Un "pacco bomba", di prima mattina, arriva nel quartier generale del M5S. E' il cambio a 360° della posizione di Matteo Salvini sul voto all'autorizzazione a procedere nei suoi confronti. Un cambio che rivoluziona la strategia messa in campo da Luigi Di Maio fino a qualche ora prima. Il Movimento vacilla, fatica per ore a trovare una posizione comune. I dubbi su uno dei capisaldi della narrazione grillina ("basta immunità") emergono in tanti esponenti in ossequio alla più classica "realpolitik". Ma al termine della giornata, è la linea del "sì" a prevalere, e non solo in onore dell'ortodossia.

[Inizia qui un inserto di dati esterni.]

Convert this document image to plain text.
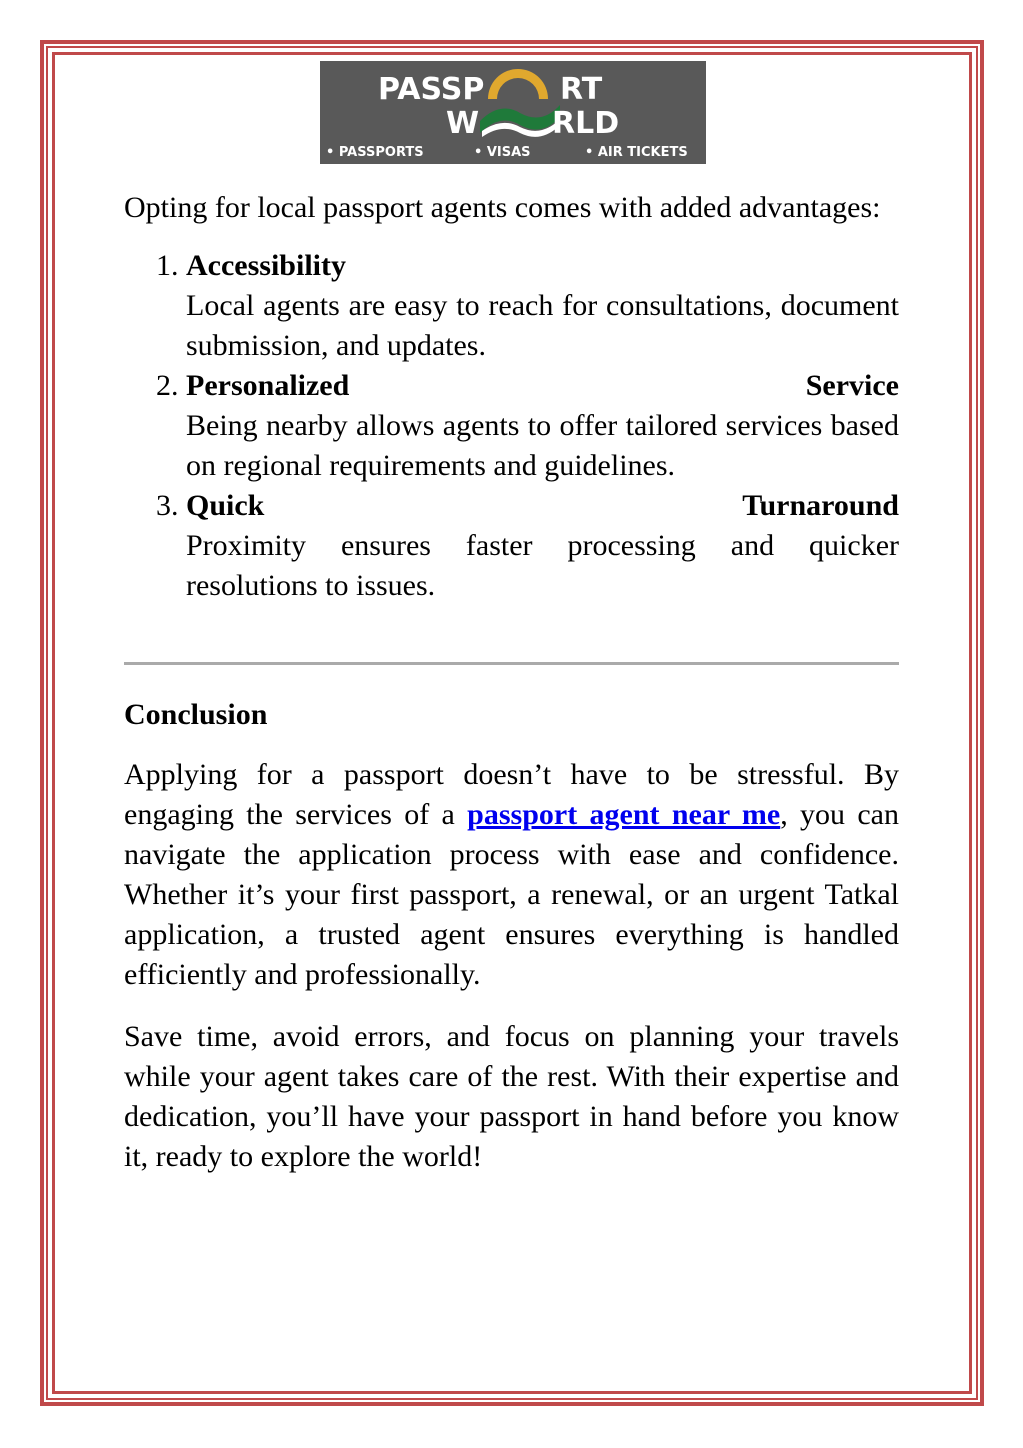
PASSP	RT
W RLD
• PASSPORTS	• VISAS	• AIR TICKETS

Opting for local passport agents comes with added advantages:

1. Accessibility
Local agents are easy to reach for consultations, document submission, and updates.
2. Personalized	Service
Being nearby allows agents to offer tailored services based on regional requirements and guidelines.
3. Quick	Turnaround
Proximity ensures faster processing and quicker resolutions to issues.
Conclusion

Applying for a passport doesn’t have to be stressful. By engaging the services of a passport agent near me, you can navigate the application process with ease and confidence. Whether it’s your first passport, a renewal, or an urgent Tatkal application, a trusted agent ensures everything is handled efficiently and professionally.

Save time, avoid errors, and focus on planning your travels while your agent takes care of the rest. With their expertise and dedication, you’ll have your passport in hand before you know it, ready to explore the world!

"Non possiamo perdere la faccia, se votiamo "no" all'autorizzazione arriviamo al 20%", è il mantra che emerge dalla maggioranza del gruppo M5S. Il ripensamento di Salvini, si ragiona in Transatlantico, potrebbe avere due ragioni. La prima, giudiziaria: con il sì all'autorizzazione il vicepremier correrebbe il serio rischio di incorrere nella Severino. La seconda, ragionano alcuni pentastellati, elettorale: costringere il M5S ad un'alternativa "lose-lose". Una scelta che, per Di Maio, si presenta tra un voto (il "no" all'autorizzazione") fedele all'alleato ma con effetti devastanti nella base e nei gruppi parlamentari e un voto (il sì) fedele ai principi del Movimento ma con il rischio di portare sul baratro il governo.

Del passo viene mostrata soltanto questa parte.